Amnesty International has said Hamas should be investigated for executing at least two dozen Palestinian men in an apparent bout of score-settling with rivals and alleged collaborators while Operation Cast Lead was under way.

Human rights groups say the vast majority of offences were committed by Israel, and that the Gaza offensive was a disproportionate response to Hamas rocket attacks. Since 2002, there have been 21 Israeli deaths by Hamas rockets fired from Gaza, and during Operation Cast Lead there were three Israeli civilian deaths, six Israeli soldiers killed by Palestinian fire and four killed by friendly fire.

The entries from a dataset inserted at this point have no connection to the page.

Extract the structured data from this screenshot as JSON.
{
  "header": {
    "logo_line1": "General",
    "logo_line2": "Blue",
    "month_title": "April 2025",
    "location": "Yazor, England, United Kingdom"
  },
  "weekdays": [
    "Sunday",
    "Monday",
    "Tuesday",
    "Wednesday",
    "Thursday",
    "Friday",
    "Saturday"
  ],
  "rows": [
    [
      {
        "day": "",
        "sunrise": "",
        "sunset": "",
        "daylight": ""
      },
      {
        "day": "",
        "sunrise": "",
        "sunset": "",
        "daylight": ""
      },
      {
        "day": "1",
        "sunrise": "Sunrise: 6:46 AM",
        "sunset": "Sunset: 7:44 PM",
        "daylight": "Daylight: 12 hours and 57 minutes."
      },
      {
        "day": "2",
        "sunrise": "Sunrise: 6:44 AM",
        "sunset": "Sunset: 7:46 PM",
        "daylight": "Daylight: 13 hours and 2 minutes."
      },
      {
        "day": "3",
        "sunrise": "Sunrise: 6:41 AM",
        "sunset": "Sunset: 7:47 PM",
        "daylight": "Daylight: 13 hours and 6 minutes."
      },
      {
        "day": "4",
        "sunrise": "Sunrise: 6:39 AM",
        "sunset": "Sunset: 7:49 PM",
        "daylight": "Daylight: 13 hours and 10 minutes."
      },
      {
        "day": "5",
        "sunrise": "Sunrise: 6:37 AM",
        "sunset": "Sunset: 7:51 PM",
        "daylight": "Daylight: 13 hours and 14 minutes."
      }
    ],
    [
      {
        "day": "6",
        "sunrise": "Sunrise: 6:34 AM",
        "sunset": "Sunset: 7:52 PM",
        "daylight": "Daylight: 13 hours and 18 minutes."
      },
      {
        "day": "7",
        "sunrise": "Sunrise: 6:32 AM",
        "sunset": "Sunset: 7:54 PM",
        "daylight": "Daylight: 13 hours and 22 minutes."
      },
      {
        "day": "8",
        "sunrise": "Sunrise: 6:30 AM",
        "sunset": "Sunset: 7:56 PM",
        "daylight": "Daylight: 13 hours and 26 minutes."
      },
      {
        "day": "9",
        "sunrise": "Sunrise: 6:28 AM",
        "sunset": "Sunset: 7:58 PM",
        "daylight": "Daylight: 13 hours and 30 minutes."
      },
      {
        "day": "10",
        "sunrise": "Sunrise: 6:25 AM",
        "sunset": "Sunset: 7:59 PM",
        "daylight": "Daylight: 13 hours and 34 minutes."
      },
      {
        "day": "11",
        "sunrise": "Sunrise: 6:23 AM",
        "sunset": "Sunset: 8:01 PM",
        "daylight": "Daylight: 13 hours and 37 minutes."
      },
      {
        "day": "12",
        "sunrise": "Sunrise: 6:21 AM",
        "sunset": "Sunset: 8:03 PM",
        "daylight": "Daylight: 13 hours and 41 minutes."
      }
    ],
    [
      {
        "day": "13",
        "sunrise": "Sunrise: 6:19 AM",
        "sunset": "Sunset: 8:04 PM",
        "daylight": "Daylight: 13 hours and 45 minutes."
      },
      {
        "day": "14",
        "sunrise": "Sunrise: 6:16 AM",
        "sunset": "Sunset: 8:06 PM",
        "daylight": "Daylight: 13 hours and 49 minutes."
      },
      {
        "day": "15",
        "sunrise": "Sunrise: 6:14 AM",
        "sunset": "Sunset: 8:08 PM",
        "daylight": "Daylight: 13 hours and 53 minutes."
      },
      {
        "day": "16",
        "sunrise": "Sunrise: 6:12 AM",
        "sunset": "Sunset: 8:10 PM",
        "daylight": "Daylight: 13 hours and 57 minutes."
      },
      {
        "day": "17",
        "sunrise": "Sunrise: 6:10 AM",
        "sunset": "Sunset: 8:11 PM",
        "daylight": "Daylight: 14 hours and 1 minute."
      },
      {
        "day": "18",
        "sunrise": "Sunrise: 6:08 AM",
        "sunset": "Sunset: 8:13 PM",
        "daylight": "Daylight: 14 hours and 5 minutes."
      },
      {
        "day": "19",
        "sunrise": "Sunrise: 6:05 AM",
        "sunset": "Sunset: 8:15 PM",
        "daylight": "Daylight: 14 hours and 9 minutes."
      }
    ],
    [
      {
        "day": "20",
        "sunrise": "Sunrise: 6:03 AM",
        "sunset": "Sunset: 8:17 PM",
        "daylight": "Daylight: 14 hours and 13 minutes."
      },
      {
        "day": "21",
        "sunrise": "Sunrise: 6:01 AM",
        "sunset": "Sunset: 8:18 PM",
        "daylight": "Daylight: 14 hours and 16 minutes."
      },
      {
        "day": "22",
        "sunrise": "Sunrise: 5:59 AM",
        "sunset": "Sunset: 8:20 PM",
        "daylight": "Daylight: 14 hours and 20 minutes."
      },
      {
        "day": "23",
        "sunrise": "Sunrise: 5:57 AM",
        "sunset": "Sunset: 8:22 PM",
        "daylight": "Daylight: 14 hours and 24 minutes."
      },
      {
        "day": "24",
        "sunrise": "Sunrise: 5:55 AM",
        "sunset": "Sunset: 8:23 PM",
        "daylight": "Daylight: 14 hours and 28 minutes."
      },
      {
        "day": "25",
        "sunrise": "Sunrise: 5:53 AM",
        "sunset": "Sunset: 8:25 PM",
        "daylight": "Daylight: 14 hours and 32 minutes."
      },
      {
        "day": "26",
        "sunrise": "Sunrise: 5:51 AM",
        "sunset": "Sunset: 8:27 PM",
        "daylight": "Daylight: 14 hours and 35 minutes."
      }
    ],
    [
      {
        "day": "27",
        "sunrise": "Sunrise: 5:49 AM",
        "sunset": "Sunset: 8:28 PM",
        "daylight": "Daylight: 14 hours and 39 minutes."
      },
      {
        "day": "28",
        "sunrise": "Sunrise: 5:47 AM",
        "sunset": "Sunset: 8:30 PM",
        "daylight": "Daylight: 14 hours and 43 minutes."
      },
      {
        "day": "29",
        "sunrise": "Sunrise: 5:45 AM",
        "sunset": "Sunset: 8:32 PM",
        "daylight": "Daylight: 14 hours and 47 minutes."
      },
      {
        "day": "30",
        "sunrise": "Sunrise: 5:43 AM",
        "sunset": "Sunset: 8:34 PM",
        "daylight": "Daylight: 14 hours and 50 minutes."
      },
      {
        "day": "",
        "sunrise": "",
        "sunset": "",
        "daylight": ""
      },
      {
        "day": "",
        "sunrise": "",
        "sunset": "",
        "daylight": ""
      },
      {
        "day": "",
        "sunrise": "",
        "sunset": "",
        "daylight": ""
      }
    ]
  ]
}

“Only an investigation mandated by the UN security council can ensure Israel’s co-operation, and it’s the only body that can secure some kind of prosecution,” said Amnesty’s Donatella Rovera, who spent two weeks in Gaza investigating war crime allegations. “Without a proper investigation there is no deterrent. The message remains the same: ‘It’s OK to do these things, there won’t be any real consequences’.”

Some of the most dramatic testimony gathered by the Guardian came from three teenage brothers in the al-Attar family. They describe how they were taken from home at gunpoint, made to kneel in front of Israeli tanks to deter Hamas fighters from firing, and sent by Israeli soldiers into Palestinian houses to clear them. “They would make us go first so if any fighters shot at them the bullets would hit us, not them,” 14-year-old Al’a al-Attar said.

Medics and ambulance drivers said they were targeted when they tried to tend to the wounded; sixteen were killed. According to the World Health Organisation, more than half of Gaza’s 27 hospitals and 44 clinics were damaged by Israeli bombs.
In a report released today, a medical human rights group said there was “certainty” that Israel violated international humanitarian law during the war, with attacks on medics, damage to medical buildings, indiscriminate attacks on civilians and delays in medical treatment for the injured.

“We have noticed a stark decline in IDF morals concerning the Palestinian population of Gaza, which in reality amounts to a contempt for Palestinian lives,” said Dani Filc, chairman of Physicians for Human Rights Israel. The Guardian gathered testimony on missile attacks by Israeli drones against clearly distinguishable civilian targets. In one case a family of six was killed when a missile hit the courtyard of their house. Israel has not admitted using drones but experts say their optical equipment is good enough to identify individual items of clothing worn by targets. The Geneva convention makes it clear medical staff and hospitals are not legitimate targets and forbids involuntary human shields.
The army responded to the claims. “The IDF operated in accordance with rules of war and did the utmost to minimise harm to civilians uninvolved in combat. The IDF’s use of weapons conforms to international law,” it said. The IDF said an investigation was under way into allegations hospitals were targeted. It said Israeli soldiers were under orders to avoid harming medics, but: “However, in light of the difficult reality of warfare in the Gaza Strip carried out in urban and densely populated areas, medics who operate in the area take the risk upon themselves.”

Use of human shields was outlawed by Israel’s supreme court in 2005 after a string of incidents. The IDF said only Hamas used human shields by launching attacks from civilian areas. An Israeli embassy spokesman said any claims were suspect because of Hamas pressure on witnesses. “Anyone who understands the realities of Gaza will know these people are not free to speak the truth. Those that wish to speak out cannot for fear of beatings, torture or execution at the hands of Hamas,” the spokesman said in a written statement.

However, the accounts gathered by the Guardian are supported by the findings of human rights organisations and soldiers’ testimony published in the Israeli press.

An IDF squad leader is quoted in the daily newspaper Ha’aretz as saying his soldiers interpreted the rules to mean “we should kill everyone there [in the centre of Gaza]. Everyone there is a terrorist.”

• This article was updated on Tuesday March 24 2009 to reflect changes made for the first edition of the Guardian newspaper.